Mark/Marcy, Maura's longtime friend on Transparent (Amazon)
"Is it terrifying to dress up like a woman when dressing up as a woman is not part of your personal experience? Yes. I've never been more nervous about a costume fitting. It's extraordinary to me how painful heels are but also how instantly I got an ego about what they did for my legs. The costume people said, 'You have nice legs,' and I'm like, 'You know what? I think we should bring the hem up a little. And bigger heels.' To prepare, I was reading this book called Cross-Dress for Success, and my son, who's a freshman in high school, walks into the kitchen and was like, 'What the f-; is this?' I was like, 'You know what? Daddy's working, and you're welcome.' Doing this show was very important to me. I have transsexual people in my family. I wanted to make sure I could remain a complicated human being for the audience beyond just being a guy in a dress. But it wasn't always precious on set. Before one take, Jeffrey [Tambor, who plays Maura,] and I were tugging at our bras and yanking at our panty hose, and I'm like, 'You think this is going to be the scene they use in our "In Memoriam" reel?'"

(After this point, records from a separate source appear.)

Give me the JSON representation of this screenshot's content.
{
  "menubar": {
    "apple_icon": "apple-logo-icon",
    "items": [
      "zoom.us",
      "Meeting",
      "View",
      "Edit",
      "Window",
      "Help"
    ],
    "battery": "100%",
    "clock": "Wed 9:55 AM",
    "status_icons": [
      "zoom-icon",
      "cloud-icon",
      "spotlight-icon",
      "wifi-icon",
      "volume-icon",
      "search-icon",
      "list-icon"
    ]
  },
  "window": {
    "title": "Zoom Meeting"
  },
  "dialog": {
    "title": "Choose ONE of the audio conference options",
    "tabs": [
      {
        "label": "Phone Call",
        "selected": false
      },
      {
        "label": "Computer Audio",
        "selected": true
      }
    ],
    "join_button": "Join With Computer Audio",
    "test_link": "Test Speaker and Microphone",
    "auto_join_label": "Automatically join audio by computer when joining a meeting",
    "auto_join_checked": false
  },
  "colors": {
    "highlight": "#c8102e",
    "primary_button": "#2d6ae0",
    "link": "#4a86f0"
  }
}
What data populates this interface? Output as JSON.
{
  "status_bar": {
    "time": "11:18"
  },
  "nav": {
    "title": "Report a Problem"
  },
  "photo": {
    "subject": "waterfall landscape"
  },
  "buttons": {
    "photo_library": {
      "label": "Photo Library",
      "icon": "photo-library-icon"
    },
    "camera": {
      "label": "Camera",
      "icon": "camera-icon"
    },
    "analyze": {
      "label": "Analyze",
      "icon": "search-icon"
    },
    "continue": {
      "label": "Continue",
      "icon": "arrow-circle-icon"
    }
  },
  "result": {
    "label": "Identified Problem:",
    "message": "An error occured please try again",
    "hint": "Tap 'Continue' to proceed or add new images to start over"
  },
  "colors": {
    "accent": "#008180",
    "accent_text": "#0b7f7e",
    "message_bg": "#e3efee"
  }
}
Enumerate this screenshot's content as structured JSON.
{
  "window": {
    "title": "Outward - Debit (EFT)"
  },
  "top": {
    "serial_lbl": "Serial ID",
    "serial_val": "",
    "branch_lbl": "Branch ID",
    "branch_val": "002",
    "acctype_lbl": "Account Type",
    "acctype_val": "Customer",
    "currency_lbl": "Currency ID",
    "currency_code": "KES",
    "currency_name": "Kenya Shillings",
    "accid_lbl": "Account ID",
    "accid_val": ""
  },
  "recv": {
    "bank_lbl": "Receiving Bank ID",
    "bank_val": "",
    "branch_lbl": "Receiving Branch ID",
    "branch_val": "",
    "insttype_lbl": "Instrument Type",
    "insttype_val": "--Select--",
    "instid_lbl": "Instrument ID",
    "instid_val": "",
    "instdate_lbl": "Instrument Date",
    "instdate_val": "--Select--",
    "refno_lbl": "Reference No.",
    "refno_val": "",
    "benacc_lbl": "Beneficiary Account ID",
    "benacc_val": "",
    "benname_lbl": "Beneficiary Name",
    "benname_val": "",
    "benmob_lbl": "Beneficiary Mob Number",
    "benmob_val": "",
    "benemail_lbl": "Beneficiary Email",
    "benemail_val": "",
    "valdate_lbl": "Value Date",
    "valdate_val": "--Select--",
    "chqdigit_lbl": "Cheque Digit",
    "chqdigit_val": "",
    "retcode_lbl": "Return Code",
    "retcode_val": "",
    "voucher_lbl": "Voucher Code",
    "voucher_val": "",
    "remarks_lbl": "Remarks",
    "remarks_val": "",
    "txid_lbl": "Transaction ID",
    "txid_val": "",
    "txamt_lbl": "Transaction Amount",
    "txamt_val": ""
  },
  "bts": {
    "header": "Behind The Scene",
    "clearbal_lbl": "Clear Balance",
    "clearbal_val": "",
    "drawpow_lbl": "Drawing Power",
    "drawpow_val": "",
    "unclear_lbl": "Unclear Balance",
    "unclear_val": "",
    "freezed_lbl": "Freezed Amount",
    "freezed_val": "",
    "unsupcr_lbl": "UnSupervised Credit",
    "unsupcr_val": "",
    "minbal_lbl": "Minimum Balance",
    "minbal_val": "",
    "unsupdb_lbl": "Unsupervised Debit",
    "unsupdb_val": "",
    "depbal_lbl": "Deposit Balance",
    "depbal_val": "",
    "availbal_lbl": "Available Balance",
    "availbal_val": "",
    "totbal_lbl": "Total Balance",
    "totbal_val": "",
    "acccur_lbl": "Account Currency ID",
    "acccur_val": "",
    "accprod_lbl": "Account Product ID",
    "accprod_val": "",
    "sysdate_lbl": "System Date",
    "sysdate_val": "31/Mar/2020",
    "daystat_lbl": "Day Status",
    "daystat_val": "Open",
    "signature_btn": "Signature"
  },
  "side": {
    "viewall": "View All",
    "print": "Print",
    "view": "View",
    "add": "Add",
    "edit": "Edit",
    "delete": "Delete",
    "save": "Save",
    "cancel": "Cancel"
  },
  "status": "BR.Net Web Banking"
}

Ronnie, Claire and Phil's neighbor on Modern Family (ABC)
"Being a guest star is like being a substitute teacher coming into a class that's been together all year. It's difficult, especially if you're jumping into a well-oiled machine like Modern Family. On top of that, it's almost like you're doing live theater. They move so fast. You're not covering it the normal way; you're not doing a two-shot or three-shot and then popping in for singles. I remember the first scene I shot, it was over before it started. They were like, 'We got it!' I'm like, 'You did? Where was the camera?' Artists are all insecure, so I'm thinking, 'It's been a long, good run, but it's about time someone figured out that I suck.' Luckily my character, Ronnie, was right up my alley. He's a guy with a truck and a lot of toys in his garage, he's really talkative and crazy. What you see is what you get. Minus the pot, it was basically me. I'd rather have good Kentucky bourbon."